Another faithful shepherd mentored me through my journey in re:generation. He challenged me to live authentically and to share everything, especially the last 2%. On many nights we spent hours at his kitchen table talking about my progress and obstacles to growth. He challenged me to diligently work the steps and frequently reminded me of God's Word. I am so thankful that now four years later, he continues to walk with me as a blessing and gift in my life.
Finally, the Lord has used my Bride to shepherd me on numerous occasions. As my suitable helper, she is with me every day and sees me at my best and worst. God uses her to remind me of his areas of my life that need to be more fully surrendered to him and encourages me when she sees me resembling Jesus.
As I have continued to heal from the wounds of my past, God has placed a desire in my heart to comfort others with the same comfort I have received. In pursuing that mission, I have been blessed to walk alongside nearly three dozen men through MENd. It is amazing to
see God move into a man's life and begin the process of freeing them from their shame. It is my privilege to watch God use heartbreaking stories for good. In Genesis 50:20, it is written,
I have seen men become radically transformed in just a few months. Moving from anger to forgiveness, from shame to freedom, from depressed and suicidal to alive and full of joy. Praise God!
God has brought other men into my life to walk with as a mentor through the 12 steps of their re:generation journey toward recovery in Christ. Only because of the work he has done in my life to renew my mind and give me confidence in him am I able to counsel, encourage, and sharpen others.
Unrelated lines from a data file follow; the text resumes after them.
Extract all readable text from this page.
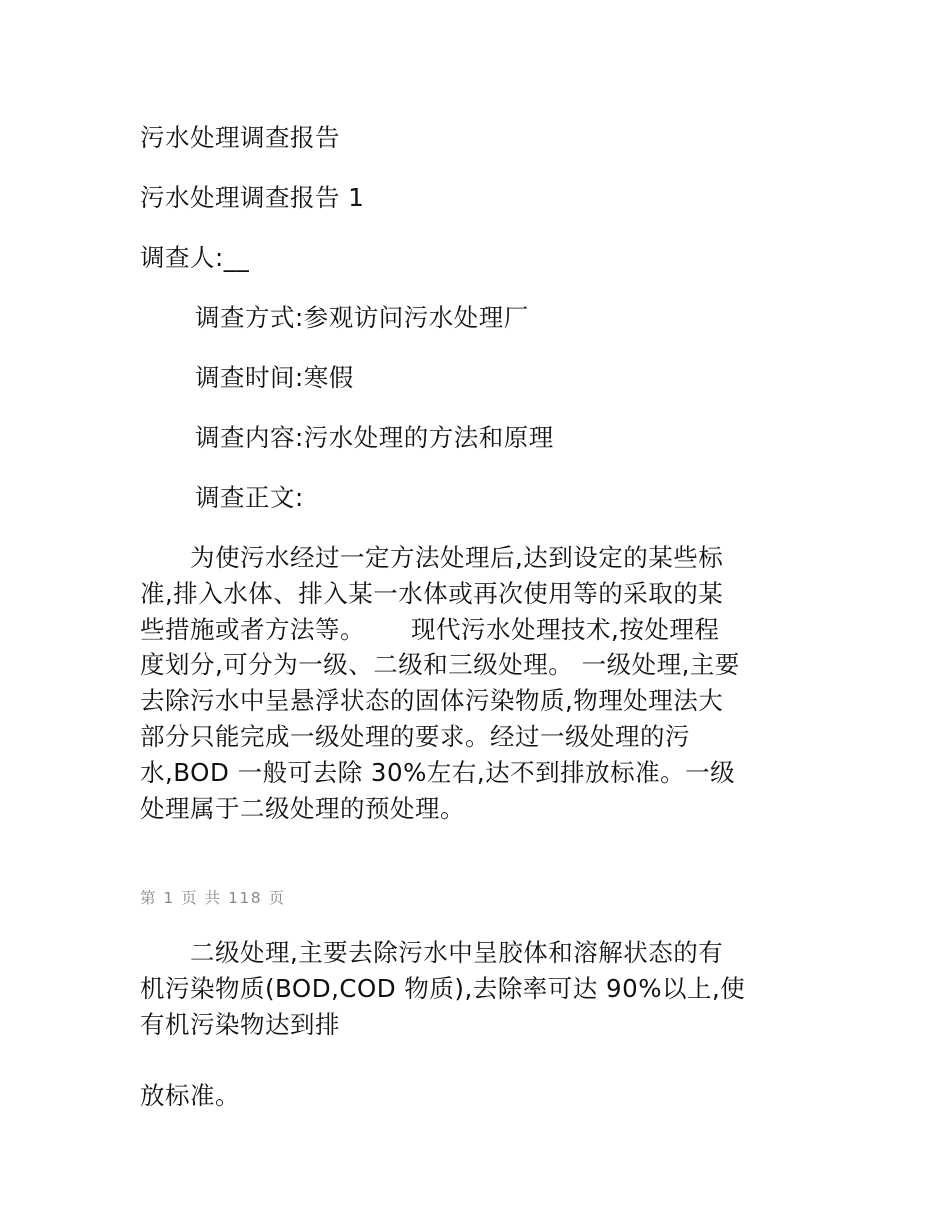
污水处理调查报告
污水处理调查报告 1
调查人:__
调查方式:参观访问污水处理厂
调查时间:寒假
调查内容:污水处理的方法和原理
调查正文:
　　为使污水经过一定方法处理后,达到设定的某些标
准,排入水体、排入某一水体或再次使用等的采取的某
些措施或者方法等。　　 现代污水处理技术,按处理程
度划分,可分为一级、二级和三级处理。 一级处理,主要
去除污水中呈悬浮状态的固体污染物质,物理处理法大
部分只能完成一级处理的要求。经过一级处理的污
水,BOD 一般可去除 30%左右,达不到排放标准。一级
处理属于二级处理的预处理。
第 1 页 共 118 页
　　二级处理,主要去除污水中呈胶体和溶解状态的有
机污染物质(BOD,COD 物质),去除率可达 90%以上,使
有机污染物达到排
放标准。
As my wife and I served in re|engage, God presented several opportunities to walk with men through that journey. In using my story of brokenness and restoration I was able to speak truth into their lives and trust the Lord to use it.
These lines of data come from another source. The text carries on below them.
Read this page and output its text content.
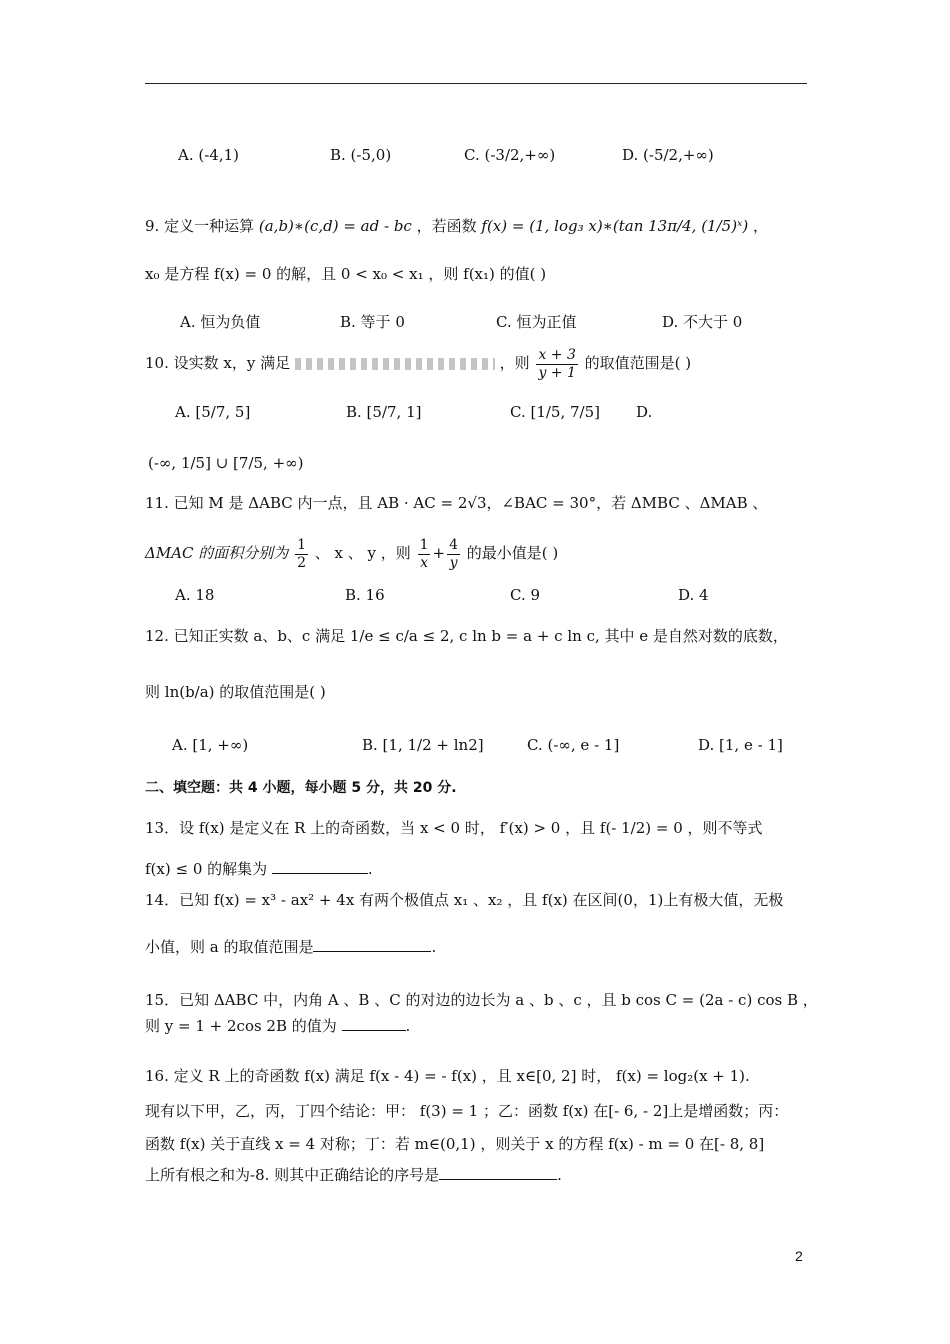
A. (-4,1)	B. (-5,0)	C. (-3/2,+∞)	D. (-5/2,+∞)
9. 定义一种运算 (a,b)∗(c,d) = ad - bc ，若函数 f(x) = (1, log₃ x)∗(tan 13π/4, (1/5)ˣ) ，
x₀ 是方程 f(x) = 0 的解，且 0 < x₀ < x₁ ，则 f(x₁) 的值( )
A. 恒为负值	B. 等于 0	C. 恒为正值	D. 不大于 0
10. 设实数 x，y 满足	，则 $\frac{x + 3}{y + 1}$ 的取值范围是( )
A. [5/7, 5]	B. [5/7, 1]	C. [1/5, 7/5] D.
(-∞, 1/5] ∪ [7/5, +∞)
11. 已知 M 是 ΔABC 内一点，且 AB · AC = 2√3，∠BAC = 30°，若 ΔMBC 、ΔMAB 、
ΔMAC 的面积分别为 $\frac{1}{2}$ 、 x 、 y ，则 $\frac{1}{x} + \frac{4}{y}$ 的最小值是( )
A. 18	B. 16	C. 9	D. 4
12. 已知正实数 a、b、c 满足 1/e ≤ c/a ≤ 2, c ln b = a + c ln c, 其中 e 是自然对数的底数，
则 ln(b/a) 的取值范围是( )
A. [1, +∞)	B. [1, 1/2 + ln2]	C. (-∞, e - 1]	D. [1, e - 1]
二、填空题：共 4 小题，每小题 5 分，共 20 分.
13．设 f(x) 是定义在 R 上的奇函数，当 x < 0 时， f′(x) > 0 ，且 f(- 1/2) = 0 ，则不等式
f(x) ≤ 0 的解集为	.
14．已知 f(x) = x³ - ax² + 4x 有两个极值点 x₁ 、x₂ ，且 f(x) 在区间(0，1)上有极大值，无极
小值，则 a 的取值范围是	.
15．已知 ΔABC 中，内角 A 、B 、C 的对边的边长为 a 、b 、c ，且 b cos C = (2a - c) cos B ，
则 y = 1 + 2cos 2B 的值为	.
16. 定义 R 上的奇函数 f(x) 满足 f(x - 4) = - f(x) ，且 x∈[0, 2] 时， f(x) = log₂(x + 1).
现有以下甲，乙，丙，丁四个结论：甲： f(3) = 1 ；乙：函数 f(x) 在[- 6, - 2]上是增函数；丙：
函数 f(x) 关于直线 x = 4 对称；丁：若 m∈(0,1) ，则关于 x 的方程 f(x) - m = 0 在[- 8, 8]
上所有根之和为-8. 则其中正确结论的序号是	.
2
The greatest and most important shepherding role I have been entrusted with is that of my wife, Celin, and our daughter Jade; they are my first ministry. Only with help from the Holy Spirit can I be most like Jesus we see in John 10. Celin and Jade are my flock, and I am called to show great concern for them. I am intimately involved with them and provide for their needs. With Jesus as my example, I guide and lead them to our risen King. I am willing to sacrifice my own comfort and, if necessary, even my life for them.